No matter what your financial situation is, meeting with a financial advisor or accountant is a good idea. An expert can give you a sense of how much you might need to put away. You'll also get advice on ways to save money, such as possible tax deductions on home renovations you may need.
5. Assess Your Home
If your symptoms ever became a problem, could you keep living in your home? Would it be possible to live on the first floor? Could you add a ramp if you needed to? Are there other adjustments you could make? It's worth thinking through, Kalb says.
You should also think about where you live. "If you're in a really rural, isolated area, you might not have access to services that could help," Northrop says.
6. Consider Your Career
After diagnosis, lots of people with MS stay at the same job without any problem. But it’s worth considering how MS could affect your career in the future.

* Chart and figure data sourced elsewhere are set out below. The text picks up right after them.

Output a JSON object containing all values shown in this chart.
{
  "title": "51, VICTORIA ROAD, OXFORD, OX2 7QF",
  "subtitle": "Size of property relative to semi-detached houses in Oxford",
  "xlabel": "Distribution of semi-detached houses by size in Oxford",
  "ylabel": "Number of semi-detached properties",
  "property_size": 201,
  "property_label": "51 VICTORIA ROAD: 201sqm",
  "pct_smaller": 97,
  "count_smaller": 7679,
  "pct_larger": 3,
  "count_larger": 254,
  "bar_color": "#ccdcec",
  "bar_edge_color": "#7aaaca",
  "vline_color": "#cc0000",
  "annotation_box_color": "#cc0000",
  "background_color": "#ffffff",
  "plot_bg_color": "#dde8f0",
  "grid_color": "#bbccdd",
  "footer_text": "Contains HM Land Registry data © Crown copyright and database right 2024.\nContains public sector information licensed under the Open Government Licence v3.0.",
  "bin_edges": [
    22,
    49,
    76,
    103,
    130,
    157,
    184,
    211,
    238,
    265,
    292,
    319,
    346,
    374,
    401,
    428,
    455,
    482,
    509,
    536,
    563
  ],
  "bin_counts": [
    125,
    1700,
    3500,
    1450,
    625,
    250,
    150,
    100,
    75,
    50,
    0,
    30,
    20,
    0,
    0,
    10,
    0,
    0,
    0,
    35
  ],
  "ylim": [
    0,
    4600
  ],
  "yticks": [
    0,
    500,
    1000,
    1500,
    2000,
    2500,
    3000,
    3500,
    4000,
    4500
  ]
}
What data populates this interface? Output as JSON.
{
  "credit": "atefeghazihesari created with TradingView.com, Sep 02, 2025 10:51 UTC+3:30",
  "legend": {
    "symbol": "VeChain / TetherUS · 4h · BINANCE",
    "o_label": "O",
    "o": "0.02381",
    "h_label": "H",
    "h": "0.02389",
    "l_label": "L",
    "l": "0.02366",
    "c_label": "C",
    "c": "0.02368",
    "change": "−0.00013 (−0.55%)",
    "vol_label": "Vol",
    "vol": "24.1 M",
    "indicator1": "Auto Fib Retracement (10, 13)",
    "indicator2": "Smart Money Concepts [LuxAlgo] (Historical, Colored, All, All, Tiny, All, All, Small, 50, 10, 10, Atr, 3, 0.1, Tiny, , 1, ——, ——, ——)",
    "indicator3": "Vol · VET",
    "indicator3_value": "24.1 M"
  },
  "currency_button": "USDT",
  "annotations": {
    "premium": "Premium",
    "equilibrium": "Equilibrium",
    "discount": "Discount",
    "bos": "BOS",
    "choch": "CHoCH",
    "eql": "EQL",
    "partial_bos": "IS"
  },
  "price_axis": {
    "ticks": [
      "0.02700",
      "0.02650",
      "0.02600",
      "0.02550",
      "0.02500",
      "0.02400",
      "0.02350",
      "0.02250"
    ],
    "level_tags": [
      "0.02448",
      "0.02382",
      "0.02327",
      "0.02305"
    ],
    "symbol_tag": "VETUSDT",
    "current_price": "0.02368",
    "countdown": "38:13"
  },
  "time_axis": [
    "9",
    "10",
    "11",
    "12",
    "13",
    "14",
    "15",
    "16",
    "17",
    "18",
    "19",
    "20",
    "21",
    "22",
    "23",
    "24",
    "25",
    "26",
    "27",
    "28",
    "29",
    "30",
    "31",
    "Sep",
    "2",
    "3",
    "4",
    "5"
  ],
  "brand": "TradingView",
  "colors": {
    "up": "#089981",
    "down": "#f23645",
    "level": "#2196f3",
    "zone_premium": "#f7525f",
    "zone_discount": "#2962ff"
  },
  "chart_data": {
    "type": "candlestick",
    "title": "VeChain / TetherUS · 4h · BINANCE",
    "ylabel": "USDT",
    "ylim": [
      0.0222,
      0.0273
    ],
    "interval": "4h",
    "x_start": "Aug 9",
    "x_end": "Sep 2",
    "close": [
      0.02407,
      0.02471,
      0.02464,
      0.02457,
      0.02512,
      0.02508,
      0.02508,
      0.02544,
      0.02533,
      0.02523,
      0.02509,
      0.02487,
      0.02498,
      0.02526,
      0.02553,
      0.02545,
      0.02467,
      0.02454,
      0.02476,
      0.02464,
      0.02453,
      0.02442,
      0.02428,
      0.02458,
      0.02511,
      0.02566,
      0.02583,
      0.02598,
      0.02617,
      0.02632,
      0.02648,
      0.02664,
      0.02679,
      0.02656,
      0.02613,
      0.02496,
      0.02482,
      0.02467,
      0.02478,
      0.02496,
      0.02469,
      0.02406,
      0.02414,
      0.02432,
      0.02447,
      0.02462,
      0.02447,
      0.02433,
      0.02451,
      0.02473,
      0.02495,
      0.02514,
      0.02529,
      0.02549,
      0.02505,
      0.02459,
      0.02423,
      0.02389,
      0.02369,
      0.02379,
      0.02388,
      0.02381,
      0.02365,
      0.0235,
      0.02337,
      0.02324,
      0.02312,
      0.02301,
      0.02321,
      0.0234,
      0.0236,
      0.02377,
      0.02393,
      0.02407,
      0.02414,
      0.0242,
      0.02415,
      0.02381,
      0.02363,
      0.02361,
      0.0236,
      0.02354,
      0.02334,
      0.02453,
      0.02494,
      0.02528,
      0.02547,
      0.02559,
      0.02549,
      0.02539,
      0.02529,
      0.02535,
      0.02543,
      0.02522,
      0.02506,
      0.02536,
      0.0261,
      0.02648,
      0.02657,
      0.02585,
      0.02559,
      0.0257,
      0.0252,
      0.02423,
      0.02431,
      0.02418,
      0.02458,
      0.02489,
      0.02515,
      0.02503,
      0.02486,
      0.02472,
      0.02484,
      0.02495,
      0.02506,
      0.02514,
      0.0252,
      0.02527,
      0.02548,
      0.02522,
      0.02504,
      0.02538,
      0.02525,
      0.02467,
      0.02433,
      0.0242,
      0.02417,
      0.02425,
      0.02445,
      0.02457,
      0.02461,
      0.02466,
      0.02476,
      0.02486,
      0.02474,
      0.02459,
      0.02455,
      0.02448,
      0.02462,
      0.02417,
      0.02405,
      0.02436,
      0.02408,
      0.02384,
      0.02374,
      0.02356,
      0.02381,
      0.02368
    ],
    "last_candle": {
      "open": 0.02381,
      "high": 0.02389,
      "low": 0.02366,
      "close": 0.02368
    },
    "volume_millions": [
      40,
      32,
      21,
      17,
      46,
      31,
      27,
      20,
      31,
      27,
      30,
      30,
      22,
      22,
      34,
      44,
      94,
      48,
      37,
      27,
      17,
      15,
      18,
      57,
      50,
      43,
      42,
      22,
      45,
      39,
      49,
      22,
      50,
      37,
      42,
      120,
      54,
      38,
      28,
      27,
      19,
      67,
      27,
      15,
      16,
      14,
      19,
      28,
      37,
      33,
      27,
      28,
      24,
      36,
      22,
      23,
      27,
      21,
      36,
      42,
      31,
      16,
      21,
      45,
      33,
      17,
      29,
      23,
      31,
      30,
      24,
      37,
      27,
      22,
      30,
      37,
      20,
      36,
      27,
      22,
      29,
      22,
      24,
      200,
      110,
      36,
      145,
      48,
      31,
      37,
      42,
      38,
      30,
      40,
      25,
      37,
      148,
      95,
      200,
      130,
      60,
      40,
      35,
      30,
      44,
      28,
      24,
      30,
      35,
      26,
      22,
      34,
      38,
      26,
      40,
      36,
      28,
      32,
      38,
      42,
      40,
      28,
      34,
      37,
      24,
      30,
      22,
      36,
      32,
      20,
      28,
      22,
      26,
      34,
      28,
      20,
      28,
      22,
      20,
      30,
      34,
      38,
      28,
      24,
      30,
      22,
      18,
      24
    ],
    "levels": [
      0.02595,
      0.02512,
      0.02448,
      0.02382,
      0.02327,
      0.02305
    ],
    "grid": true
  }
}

For instance, if your job is very physical, could you shift to something less demanding if your symptoms got worse? And in any job, would training in a different career make you more confident about your future?
7. Reach Out
Connecting with other people who are dealing with MS can help, too. Support groups can provide connections.
"Other members may talk about a good financial advisor or a contractor who will install grip bars," says Northrop. "Write down that information and keep it in a file." Such recommendations may come in handy.
8. Take Your Time
If you have MS, it's important to plan. But don’t rush into any big decisions.
"Don't give it more of your energy and resources than it deserves," Kalb says.